Usually out of bounds is marked by white stakes and often the greenkeepers will mark the boundary with a white line.  In other situations a fence or wall may define out of bounds. What happens if your ball comes to rest on the line or boundary?  Is it in play or out of bounds?

Rule 18.2 states

A ball at rest is out of bounds only when all of it is outside the boundary edge of the courseA ball is in bounds when any part of the ball:

  • Lies on or touches the ground or anything else (such as any natural or artificial object) inside the boundary edge, or
  • Is above the boundary edge or any other part of the course.


When a line on the ground is used, the line itself is out of bounds. However, a ball is deemed in bounds still even if only a small part of it lies on the course side of the boundary line, as shown above.

If white stakes are used at intervals, the out of bounds line is the direct line from one stake to the next.  This may sometimes become a matter of tricky judgment with the naked eye, but it is not unknown for referees in big events to carry a piece of string around with them to help them determine if a ball lies in or out of bounds!

You may stand out of bound to hit a ball that’s in bounds, however you may not move a white stake, even if it interferes with your swing!
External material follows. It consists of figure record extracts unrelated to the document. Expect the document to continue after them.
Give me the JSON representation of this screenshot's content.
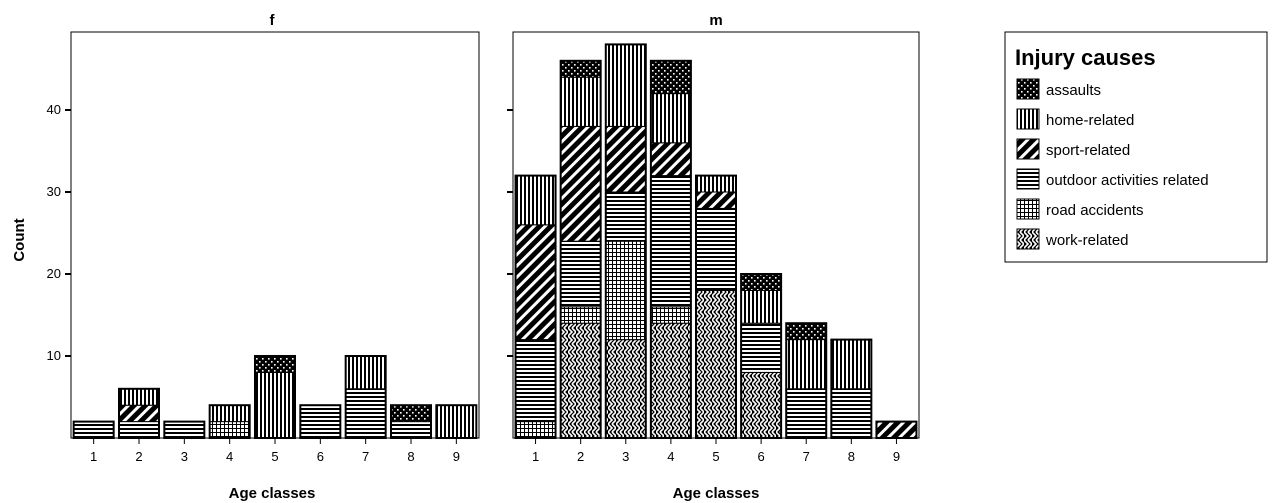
{
  "chart_data": {
    "type": "bar",
    "stacked": true,
    "ylabel": "Count",
    "xlabel": "Age classes",
    "ylim": [
      0,
      50
    ],
    "yticks": [
      10,
      20,
      30,
      40
    ],
    "categories": [
      "1",
      "2",
      "3",
      "4",
      "5",
      "6",
      "7",
      "8",
      "9"
    ],
    "legend": {
      "title": "Injury causes",
      "position": "right",
      "entries": [
        "assaults",
        "home-related",
        "sport-related",
        "outdoor activities related",
        "road accidents",
        "work-related"
      ]
    },
    "panels": [
      {
        "title": "f",
        "series": [
          {
            "name": "work-related",
            "pattern": "zigzag",
            "values": [
              0,
              0,
              0,
              0,
              0,
              0,
              0,
              0,
              0
            ]
          },
          {
            "name": "road accidents",
            "pattern": "grid",
            "values": [
              0,
              0,
              0,
              2,
              0,
              0,
              0,
              0,
              0
            ]
          },
          {
            "name": "outdoor activities related",
            "pattern": "hlines",
            "values": [
              2,
              2,
              2,
              0,
              0,
              4,
              6,
              2,
              0
            ]
          },
          {
            "name": "sport-related",
            "pattern": "diag",
            "values": [
              0,
              2,
              0,
              0,
              0,
              0,
              0,
              0,
              0
            ]
          },
          {
            "name": "home-related",
            "pattern": "vlines",
            "values": [
              0,
              2,
              0,
              2,
              8,
              0,
              4,
              0,
              4
            ]
          },
          {
            "name": "assaults",
            "pattern": "dots",
            "values": [
              0,
              0,
              0,
              0,
              2,
              0,
              0,
              2,
              0
            ]
          }
        ]
      },
      {
        "title": "m",
        "series": [
          {
            "name": "work-related",
            "pattern": "zigzag",
            "values": [
              0,
              14,
              12,
              14,
              18,
              8,
              0,
              0,
              0
            ]
          },
          {
            "name": "road accidents",
            "pattern": "grid",
            "values": [
              2,
              2,
              12,
              2,
              0,
              0,
              0,
              0,
              0
            ]
          },
          {
            "name": "outdoor activities related",
            "pattern": "hlines",
            "values": [
              10,
              8,
              6,
              16,
              10,
              6,
              6,
              6,
              0
            ]
          },
          {
            "name": "sport-related",
            "pattern": "diag",
            "values": [
              14,
              14,
              8,
              4,
              2,
              0,
              0,
              0,
              2
            ]
          },
          {
            "name": "home-related",
            "pattern": "vlines",
            "values": [
              6,
              6,
              10,
              6,
              2,
              4,
              6,
              6,
              0
            ]
          },
          {
            "name": "assaults",
            "pattern": "dots",
            "values": [
              0,
              2,
              0,
              4,
              0,
              2,
              2,
              0,
              0
            ]
          }
        ]
      }
    ]
  }
}
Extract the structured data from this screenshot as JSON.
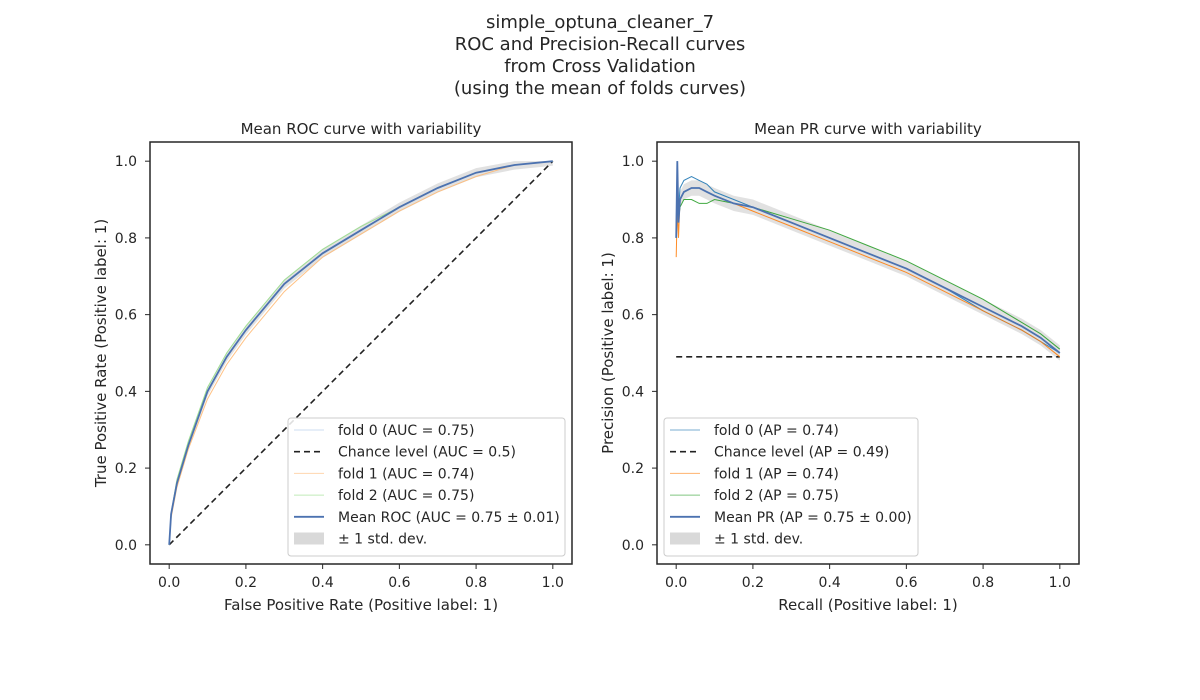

If your ball is deemed to be out of bounds you must play another ball from where you last played under penalty of stroke and distance (Rule 14.6), whether from the tee or fairway. So if it was your tee-shot that had gone OOB, you would now be playing three off the tee.  If there is any chance that your ball may have gone OOB, it is best practice to hit a provisional ball, so you don’t waste time having to do the walk of shame back to the tee box!